When was the last time I read the final sentence of a novel and burst into tears? I did cry some toward the end of Mama Day by Gloria Naylor, which I read earlier this year, and maybe for some of the same reasons that stirred me today. Characters I had grown to love facing deep sadness and me feeling it like it was my own; the hard conclusion to a story when I was somehow wishing for a fairy tale; the powers and limits of spiritual healing embodied in a lovable character; the resilient possibility of redeeming love radiating off the pages. But there was something more when I finished Leif Enger’s novel, Peace Like a River. It was (dare I admit it?) a religious experience. Reading other reviewers’ lines on the book cover I see words like magic and miracle, phrases naming the novel’s “power to convince” and to “transcend any limitations of belief”. That’s almost calling it a religious experience, don’t you think? So let me be bold and declare: Leif Enger has done in this novel what every preacher hopes to do once in a lifetime: not just make you believe in the power of miracles, the beauty of God, the deeply satisfying mystery at the heart of even the saddest of lives, but to want to change your life because of it.

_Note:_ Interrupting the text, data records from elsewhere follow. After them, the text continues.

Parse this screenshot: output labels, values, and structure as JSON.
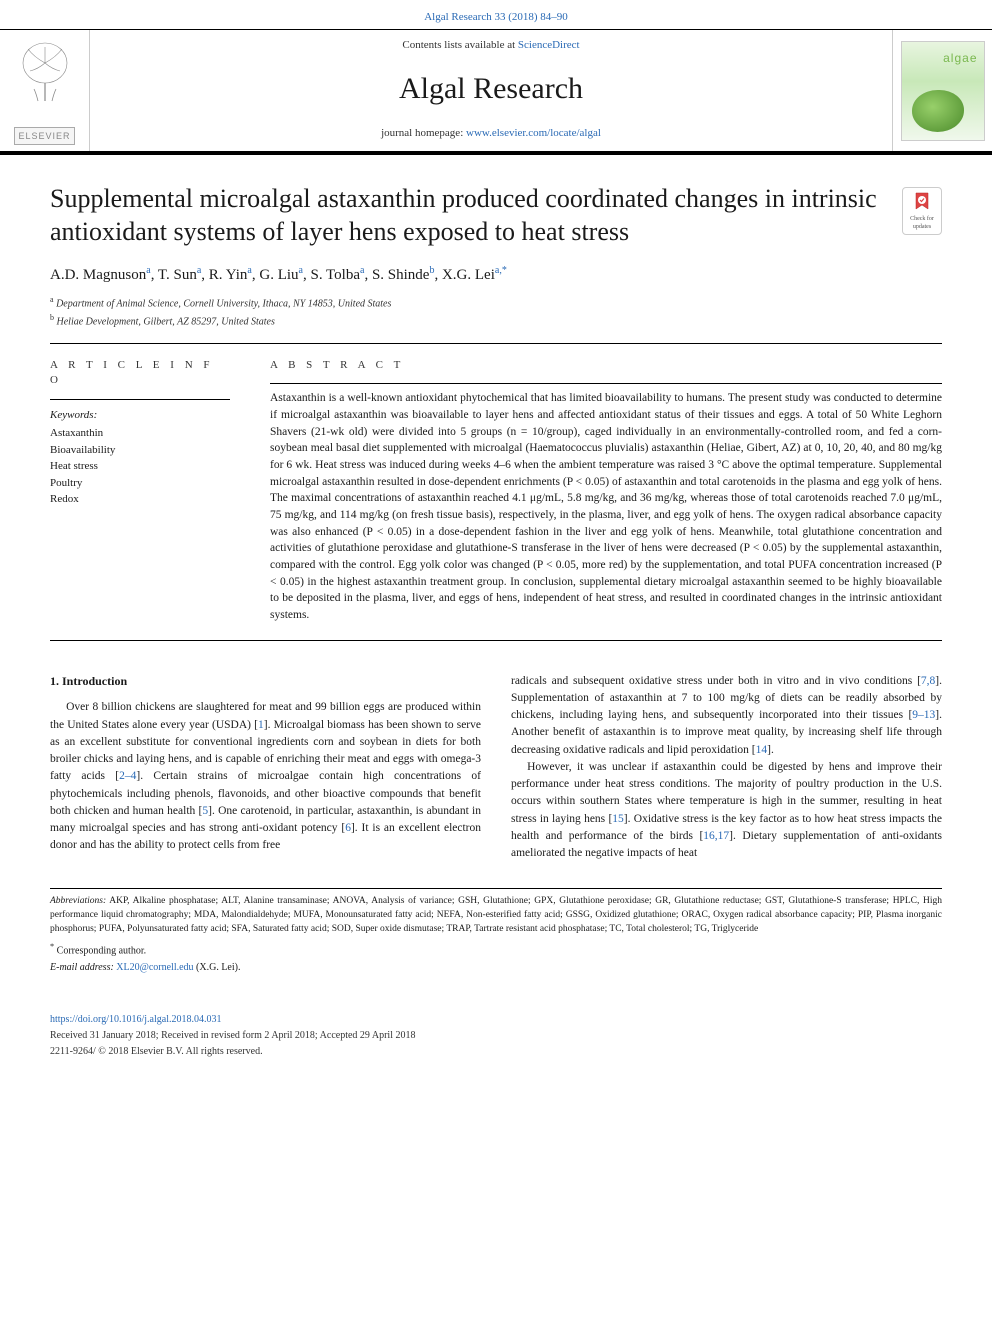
{
  "colors": {
    "link": "#2a6ab5",
    "text": "#1a1a1a",
    "background": "#ffffff",
    "rule": "#000000",
    "muted": "#888888"
  },
  "typography": {
    "body_font": "Georgia, Times New Roman, serif",
    "title_fontsize_pt": 20,
    "journal_fontsize_pt": 23,
    "abstract_fontsize_pt": 9,
    "body_fontsize_pt": 9
  },
  "header": {
    "citation": "Algal Research 33 (2018) 84–90",
    "contents_prefix": "Contents lists available at ",
    "contents_link": "ScienceDirect",
    "journal": "Algal Research",
    "homepage_prefix": "journal homepage: ",
    "homepage_url": "www.elsevier.com/locate/algal",
    "publisher": "ELSEVIER",
    "cover_word": "algae"
  },
  "article": {
    "title": "Supplemental microalgal astaxanthin produced coordinated changes in intrinsic antioxidant systems of layer hens exposed to heat stress",
    "check_badge_text": "Check for updates",
    "authors_html": "A.D. Magnuson<sup>a</sup>, T. Sun<sup>a</sup>, R. Yin<sup>a</sup>, G. Liu<sup>a</sup>, S. Tolba<sup>a</sup>, S. Shinde<sup>b</sup>, X.G. Lei<sup>a,*</sup>",
    "affiliations": [
      {
        "mark": "a",
        "text": "Department of Animal Science, Cornell University, Ithaca, NY 14853, United States"
      },
      {
        "mark": "b",
        "text": "Heliae Development, Gilbert, AZ 85297, United States"
      }
    ]
  },
  "info": {
    "heading": "A R T I C L E  I N F O",
    "keywords_label": "Keywords:",
    "keywords": [
      "Astaxanthin",
      "Bioavailability",
      "Heat stress",
      "Poultry",
      "Redox"
    ]
  },
  "abstract": {
    "heading": "A B S T R A C T",
    "text": "Astaxanthin is a well-known antioxidant phytochemical that has limited bioavailability to humans. The present study was conducted to determine if microalgal astaxanthin was bioavailable to layer hens and affected antioxidant status of their tissues and eggs. A total of 50 White Leghorn Shavers (21-wk old) were divided into 5 groups (n = 10/group), caged individually in an environmentally-controlled room, and fed a corn-soybean meal basal diet supplemented with microalgal (Haematococcus pluvialis) astaxanthin (Heliae, Gibert, AZ) at 0, 10, 20, 40, and 80 mg/kg for 6 wk. Heat stress was induced during weeks 4–6 when the ambient temperature was raised 3 °C above the optimal temperature. Supplemental microalgal astaxanthin resulted in dose-dependent enrichments (P < 0.05) of astaxanthin and total carotenoids in the plasma and egg yolk of hens. The maximal concentrations of astaxanthin reached 4.1 μg/mL, 5.8 mg/kg, and 36 mg/kg, whereas those of total carotenoids reached 7.0 μg/mL, 75 mg/kg, and 114 mg/kg (on fresh tissue basis), respectively, in the plasma, liver, and egg yolk of hens. The oxygen radical absorbance capacity was also enhanced (P < 0.05) in a dose-dependent fashion in the liver and egg yolk of hens. Meanwhile, total glutathione concentration and activities of glutathione peroxidase and glutathione-S transferase in the liver of hens were decreased (P < 0.05) by the supplemental astaxanthin, compared with the control. Egg yolk color was changed (P < 0.05, more red) by the supplementation, and total PUFA concentration increased (P < 0.05) in the highest astaxanthin treatment group. In conclusion, supplemental dietary microalgal astaxanthin seemed to be highly bioavailable to be deposited in the plasma, liver, and eggs of hens, independent of heat stress, and resulted in coordinated changes in the intrinsic antioxidant systems."
  },
  "body": {
    "section_heading": "1. Introduction",
    "left_paragraph": "Over 8 billion chickens are slaughtered for meat and 99 billion eggs are produced within the United States alone every year (USDA) [1]. Microalgal biomass has been shown to serve as an excellent substitute for conventional ingredients corn and soybean in diets for both broiler chicks and laying hens, and is capable of enriching their meat and eggs with omega-3 fatty acids [2–4]. Certain strains of microalgae contain high concentrations of phytochemicals including phenols, flavonoids, and other bioactive compounds that benefit both chicken and human health [5]. One carotenoid, in particular, astaxanthin, is abundant in many microalgal species and has strong anti-oxidant potency [6]. It is an excellent electron donor and has the ability to protect cells from free",
    "right_paragraph_1": "radicals and subsequent oxidative stress under both in vitro and in vivo conditions [7,8]. Supplementation of astaxanthin at 7 to 100 mg/kg of diets can be readily absorbed by chickens, including laying hens, and subsequently incorporated into their tissues [9–13]. Another benefit of astaxanthin is to improve meat quality, by increasing shelf life through decreasing oxidative radicals and lipid peroxidation [14].",
    "right_paragraph_2": "However, it was unclear if astaxanthin could be digested by hens and improve their performance under heat stress conditions. The majority of poultry production in the U.S. occurs within southern States where temperature is high in the summer, resulting in heat stress in laying hens [15]. Oxidative stress is the key factor as to how heat stress impacts the health and performance of the birds [16,17]. Dietary supplementation of anti-oxidants ameliorated the negative impacts of heat",
    "refs_left": [
      "1",
      "2–4",
      "5",
      "6"
    ],
    "refs_right": [
      "7,8",
      "9–13",
      "14",
      "15",
      "16,17"
    ]
  },
  "footnotes": {
    "abbrev_label": "Abbreviations:",
    "abbrev_text": " AKP, Alkaline phosphatase; ALT, Alanine transaminase; ANOVA, Analysis of variance; GSH, Glutathione; GPX, Glutathione peroxidase; GR, Glutathione reductase; GST, Glutathione-S transferase; HPLC, High performance liquid chromatography; MDA, Malondialdehyde; MUFA, Monounsaturated fatty acid; NEFA, Non-esterified fatty acid; GSSG, Oxidized glutathione; ORAC, Oxygen radical absorbance capacity; PIP, Plasma inorganic phosphorus; PUFA, Polyunsaturated fatty acid; SFA, Saturated fatty acid; SOD, Super oxide dismutase; TRAP, Tartrate resistant acid phosphatase; TC, Total cholesterol; TG, Triglyceride",
    "corresponding_mark": "*",
    "corresponding_text": " Corresponding author.",
    "email_label": "E-mail address:",
    "email": "XL20@cornell.edu",
    "email_person": " (X.G. Lei)."
  },
  "footer": {
    "doi": "https://doi.org/10.1016/j.algal.2018.04.031",
    "received": "Received 31 January 2018; Received in revised form 2 April 2018; Accepted 29 April 2018",
    "copyright": "2211-9264/ © 2018 Elsevier B.V. All rights reserved."
  }
}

Enger writes the novel in the voice of an asthmatic 11 year old boy in a family beset with troubles, but from the perspective of the boy grown up and remembering. This memoir-like point of view (“here’s what it seemed like at 11, but I now understand …”) imbues the writing with a reality not due the story itself. The story, I will say, is not especially credible. That Enger makes you believe nonetheless is testament to his entrancing storytelling skills. The point-of-view fascinated me throughout. From what distance is he recalling these events? You do not know until the last pages, but there is hope in knowing that a future exists.
Time and again Enger’s prose caused my breath to catch. Exquisite descriptions of the most ordinary of scenes joined with plain-spoken depictions of the most extraordinary events. Sometimes I would read a paragraph and stop, despairing at my own incapacity to ever capture a scene in words like his. But more often, I paused at the sheer pleasure of the language.
These pauses remained brief, though, as I couldn’t stop turning the pages. I wanted to know more about the family members I loved almost from the first chapter. Without giving away too much (because you really must read it yourself) the story revolves around a murder and the older brother, Davy, becoming a fugitive from the law. Will the prodigious imagination of the younger sister help or hinder the family? Is the father generous and sagacious or simply bumbling and naive? Will they search for Davy together or separately? How would their journeys end?
Perhaps the central character in the novel is God. Now this, I will tell you, is a trick. How do you make God a presence in a novel without coming off as pious or preachy or a little bit loony? Enger makes the prayers and beliefs of his characters seem as natural as the clothes they wear and the breakfasts they eat.
My first thought on finishing the last sentence of this novel was that I wanted to go back and immediately start again at the beginning. Given the stack of other books calling my name, I won’t be doing that today. But I know I will return to this book before long. It’s simply too good to read only once.